When it comes to the question of the amount of energy mining uses, Pettersen noted that most of the reports regarding Bitcoin mining have been exaggerated.
“If you look at the total energy cost, globally, for any given thing, it’s always going to be huge – I think we can always compare to that of a small European country,” he said. “That includes also traditional gold mining, which takes more than four times the amount of energy as bitcoin mining.”
With some estimates showing that the proportion of renewable energy used in Bitcoin mining could go as high as 75%, any talks about the polluting effects of mining are unsubstantiated, Petterson added.
“Mining is not polluting in itself. If you are running coal to run mining then that’s another story, that’s what you don’t want. Mining should be done in more than places like Norway – and it can be a way to save trapped energy. For example, in northern Norway where there is excess, or in El Salvador where they are now using energy from volcanoes, setting up production when it wasn’t there before.”
Drying wood with ASICs
Sourcing the energy required to power Bitcoin miners from renewable sources only solves half of the problem.
Bitcoin mining is done on hardware powered by ASIC chips, which release a large amount of heat. Back in 2018, Kryptovault used huge fans to cool down the 9,500 rigs it operated at the time, which sucked up a lot of electricity and produced an incredible amount of noise. The noise problem got so serious that the local municipality threatened to shut it down.
Since then, the company has installed more than $2 million worth of noise insulation and has largely solved the problem that threatened its operation.
The noise insulation, however, didn’t solve the problem of the excessive heat produced by the rigs. To close the circle of sustainability, the company created a network of corrugated pipes that funnels the heat outside of the plant—and into dozens of containers of wood.
This rather ingenious way to get rid of heat has made Kryptovault a pioneer when it comes to sustainable mining.
The company provides wood drying services to local lumberjacks for free. The amount of heat produced by the rigs also means that wood takes only a few days to dry out completely, despite the drying process taking place outside, often in snow and rain.
Earlier this month, the company had 12 containers of wood drying behind its Hønefoss plant, located in a former paper mill.
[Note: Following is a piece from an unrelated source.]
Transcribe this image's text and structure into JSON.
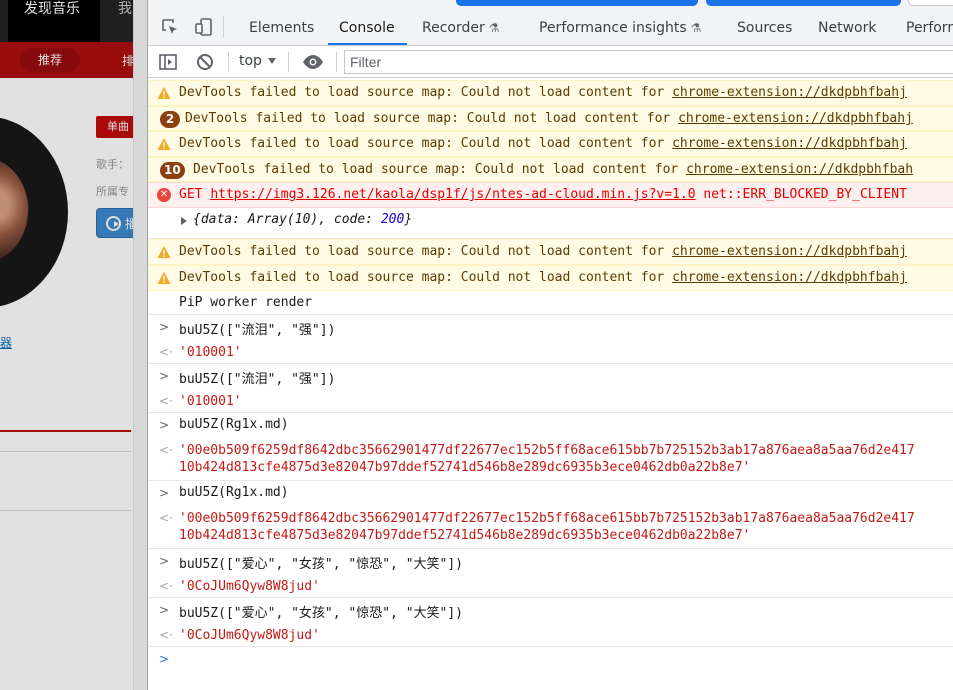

Pettersen said that they are currently transitioning to new miners, which are being shipped from China. The new contingent of machines will be three times more efficient than the rigs Kryptovault currently runs—and most likely give off significantly more heat. The 15,000 miners the company plans on running by this fall will more than double its wood drying capacity.
Kryptovault’s efforts to close the loop of energy use have the potential to sway Norwegian regulators. Bjørn Arild Gram, Norway’s regional development minister, told The Guardian that the government was currently “reviewing its options” when it comes to regulating the mining sector.
“Although crypto-mining and its underlying technology might represent some possible benefits, in the long run, it is difficult to justify the extensive use of renewable energy today,” Gram said. “The ministry of local government and regional development is currently reviewing potential policy measures in order to address the challenges related to extensive energy usage caused by crypto-mining.”